Interesting, I had not really thought much about it before, but in essence what you are saying is that one could view the productivity gained by hyperthreading as an indicator of just how much (frequency x duration) the architecture stalls with a given instruction mix.
I.e. to realize hyperthreading performance "benefits" one is basically relying on an architecture being inherently unoptimized when it comes to certain instruction mixes...any changes in the architecture resulting in less stalling (and thus higher thread-level IPC) would actually result in lower thread scaling performance and less advantages of implementing a hyperthreaded architecture.
I had always assumed (never really worried about challenging my assumption on this until now) that hyperthreading was simultaneous, not switched, pipeline with shared resource contention being the cause of lower(ed) thread scaling.
But you are saying if a program is well optimized to intentionally avoid inducing/incurring pipeline stalls then thread scaling on an HT architecture actually suffers (not absolute performance, you lose thread scaling performance but you gain per-core performance) for it.
So it could be said that a program which scales well in a hyperthreaded environment is just a really poorly coded/compiled program which is inducing/incurring a plethora of pipeline stalls.
Or it could be said that the nehalem/westmere architecture is so poorly designed that with some applications the pipeline stalls are excessive to the point that implementing hyperthreading is about the only way to redeem the architecture from what would otherwise be a significant performance impact.
Is this "view" correct?
I am far from being a software engineer, but I would say that you are generally correct.
The biggest takeaway that I get from my engineers is that as you make your system more efficient (i.e. eliminate gaps in the processing chain), the less effective HT becomes.
One could argue (correctly) that we will probably never get to 0% cache misses, so, theoretically there will always be a place for an SMT-type architecture. But look at the differences between client and server. It gives bigger uplift in client because those apps are less threaded and *generally* less efficient. They were written for one big fast core instead of being written for multiple cores.
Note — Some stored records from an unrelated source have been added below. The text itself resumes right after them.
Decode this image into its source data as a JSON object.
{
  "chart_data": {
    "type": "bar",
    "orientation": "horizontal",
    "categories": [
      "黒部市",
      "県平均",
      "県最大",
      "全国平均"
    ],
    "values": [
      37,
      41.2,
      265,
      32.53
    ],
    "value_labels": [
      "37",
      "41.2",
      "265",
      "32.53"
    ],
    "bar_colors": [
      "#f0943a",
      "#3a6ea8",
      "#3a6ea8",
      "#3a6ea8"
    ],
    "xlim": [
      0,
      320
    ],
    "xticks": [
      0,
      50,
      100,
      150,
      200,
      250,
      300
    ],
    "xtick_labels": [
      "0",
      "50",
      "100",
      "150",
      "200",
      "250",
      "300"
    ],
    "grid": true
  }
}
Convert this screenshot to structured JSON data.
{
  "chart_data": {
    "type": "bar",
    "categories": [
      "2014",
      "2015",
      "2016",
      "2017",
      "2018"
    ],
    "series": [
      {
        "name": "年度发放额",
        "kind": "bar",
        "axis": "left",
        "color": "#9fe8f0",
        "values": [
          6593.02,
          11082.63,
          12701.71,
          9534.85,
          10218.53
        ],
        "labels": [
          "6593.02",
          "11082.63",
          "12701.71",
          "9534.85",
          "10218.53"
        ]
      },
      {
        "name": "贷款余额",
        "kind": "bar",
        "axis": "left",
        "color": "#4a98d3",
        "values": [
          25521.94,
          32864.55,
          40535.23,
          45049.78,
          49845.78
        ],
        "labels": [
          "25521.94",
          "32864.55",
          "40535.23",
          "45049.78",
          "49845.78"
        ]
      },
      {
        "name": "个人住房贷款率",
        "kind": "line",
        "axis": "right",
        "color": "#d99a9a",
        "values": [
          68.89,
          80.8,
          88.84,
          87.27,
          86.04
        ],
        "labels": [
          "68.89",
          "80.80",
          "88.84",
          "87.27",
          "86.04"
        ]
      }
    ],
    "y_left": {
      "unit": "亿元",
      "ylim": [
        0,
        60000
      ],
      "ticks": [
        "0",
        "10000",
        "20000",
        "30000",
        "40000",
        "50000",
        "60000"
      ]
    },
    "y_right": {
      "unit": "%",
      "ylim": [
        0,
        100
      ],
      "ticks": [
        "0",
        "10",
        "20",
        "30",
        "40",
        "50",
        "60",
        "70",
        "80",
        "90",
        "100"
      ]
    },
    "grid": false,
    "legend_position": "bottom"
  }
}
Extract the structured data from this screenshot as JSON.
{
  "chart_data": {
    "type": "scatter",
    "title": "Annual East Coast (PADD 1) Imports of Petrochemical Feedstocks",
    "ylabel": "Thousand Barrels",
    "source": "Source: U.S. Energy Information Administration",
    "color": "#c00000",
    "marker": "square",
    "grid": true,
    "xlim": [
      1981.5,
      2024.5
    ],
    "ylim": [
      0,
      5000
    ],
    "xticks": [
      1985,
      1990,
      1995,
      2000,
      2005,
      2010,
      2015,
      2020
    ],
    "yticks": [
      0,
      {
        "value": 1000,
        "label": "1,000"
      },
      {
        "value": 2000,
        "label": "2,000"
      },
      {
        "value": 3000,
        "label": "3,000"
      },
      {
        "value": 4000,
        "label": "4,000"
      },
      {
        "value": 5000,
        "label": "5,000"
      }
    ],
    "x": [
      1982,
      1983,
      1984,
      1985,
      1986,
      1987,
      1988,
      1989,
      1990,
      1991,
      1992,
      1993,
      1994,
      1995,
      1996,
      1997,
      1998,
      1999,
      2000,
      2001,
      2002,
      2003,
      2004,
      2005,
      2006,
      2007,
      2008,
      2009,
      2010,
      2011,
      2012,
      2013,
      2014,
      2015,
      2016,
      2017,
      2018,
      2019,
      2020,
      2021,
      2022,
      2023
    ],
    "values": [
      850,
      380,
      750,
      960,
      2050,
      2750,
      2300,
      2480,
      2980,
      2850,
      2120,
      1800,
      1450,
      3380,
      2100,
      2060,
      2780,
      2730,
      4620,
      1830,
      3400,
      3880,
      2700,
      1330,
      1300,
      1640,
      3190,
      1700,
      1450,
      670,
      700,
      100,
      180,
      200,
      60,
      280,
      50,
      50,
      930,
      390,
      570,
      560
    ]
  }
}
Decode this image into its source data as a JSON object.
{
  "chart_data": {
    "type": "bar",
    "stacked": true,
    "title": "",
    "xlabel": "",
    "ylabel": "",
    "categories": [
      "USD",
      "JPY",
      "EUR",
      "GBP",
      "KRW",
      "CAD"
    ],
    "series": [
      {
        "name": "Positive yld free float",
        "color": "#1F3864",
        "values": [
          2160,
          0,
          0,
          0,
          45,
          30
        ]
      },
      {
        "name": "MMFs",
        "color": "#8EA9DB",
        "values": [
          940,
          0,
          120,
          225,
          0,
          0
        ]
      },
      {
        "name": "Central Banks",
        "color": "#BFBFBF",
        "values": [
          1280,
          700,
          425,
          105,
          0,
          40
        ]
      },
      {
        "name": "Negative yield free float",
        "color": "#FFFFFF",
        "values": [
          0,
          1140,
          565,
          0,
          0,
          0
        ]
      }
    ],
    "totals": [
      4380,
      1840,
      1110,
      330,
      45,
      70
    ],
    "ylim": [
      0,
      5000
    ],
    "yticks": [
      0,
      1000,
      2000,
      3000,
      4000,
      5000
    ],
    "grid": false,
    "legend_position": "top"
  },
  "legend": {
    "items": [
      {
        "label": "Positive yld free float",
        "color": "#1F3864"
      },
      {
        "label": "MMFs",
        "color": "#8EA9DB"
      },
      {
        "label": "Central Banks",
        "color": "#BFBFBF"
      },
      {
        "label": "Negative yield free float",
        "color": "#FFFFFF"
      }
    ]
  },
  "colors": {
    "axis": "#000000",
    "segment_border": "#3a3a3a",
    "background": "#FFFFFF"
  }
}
Even in the world of single core processors, server apps were multithreaded, client apps were not.
If you could guarantee an environment where you had 0% pipeline stalls and 0% cache misses you'd kill SMT in a heartbeat. Why take the overhead if there is no benefit (because your pipelines would be full and you would never have a thread stop).
The only question to ask yourself is, do you believe people are working to make software more efficient or less efficient? If they are driving for higher efficiency, they are *probably* driving towards lower uplift on SMT over time.
Let's say a pipeline can handle 100 units of work at max. Because of things like cache misses and thread stalls you only get 80 units of work out of it. Now, with SMT you can load some additional work in during a stall, but there is a switching overhead (emptying/loading cache), so you get another 12 units of work out of it. 92 units out of a possible 100 units.
If you make your application and OS more efficient, you get an extra 6 units out of the pipeline. Then you make your cache larger and get another 4 units out. Now you are at 90 units. Because there is a physical limit of 100 units, and there is some SMT overhead, maybe you get 6 units out of SMT. The good news is that you are at 96 units of work, so you are getting more done and are more efficient, but guess what? Your SMT efficiency went from 15% (12 units on 80) to ~7% (6 units on 90).
Now, take that same 80 unit throughput and add a second core. 80 x 2 = 160 units. even if you assume 90% scaling, you are at 152 units. THAT is how you increase throughput.
Take your 152 unit dual core,and add the 4 units of cache and 6 units of SW enhancement. That adds 19 units (if you assume 90% scaling on the second core), or, roughly 12% uplift (to a total of 171). You are getting more benefit out of both of those increases because each has a full impact. In the SMT world, the benefit of those enhancements brings the SMT benefit down because you have the same number of pipes.
So the key is more cores will get you better increases as you make architectural changes towards better efficiency. In an SMT environment, you are banking on inefficiency in order to make 2 threads work on one set of pipelines.
Before anyone starts the flames, all of these numbers are made up and for comparison only. But you should get the idea.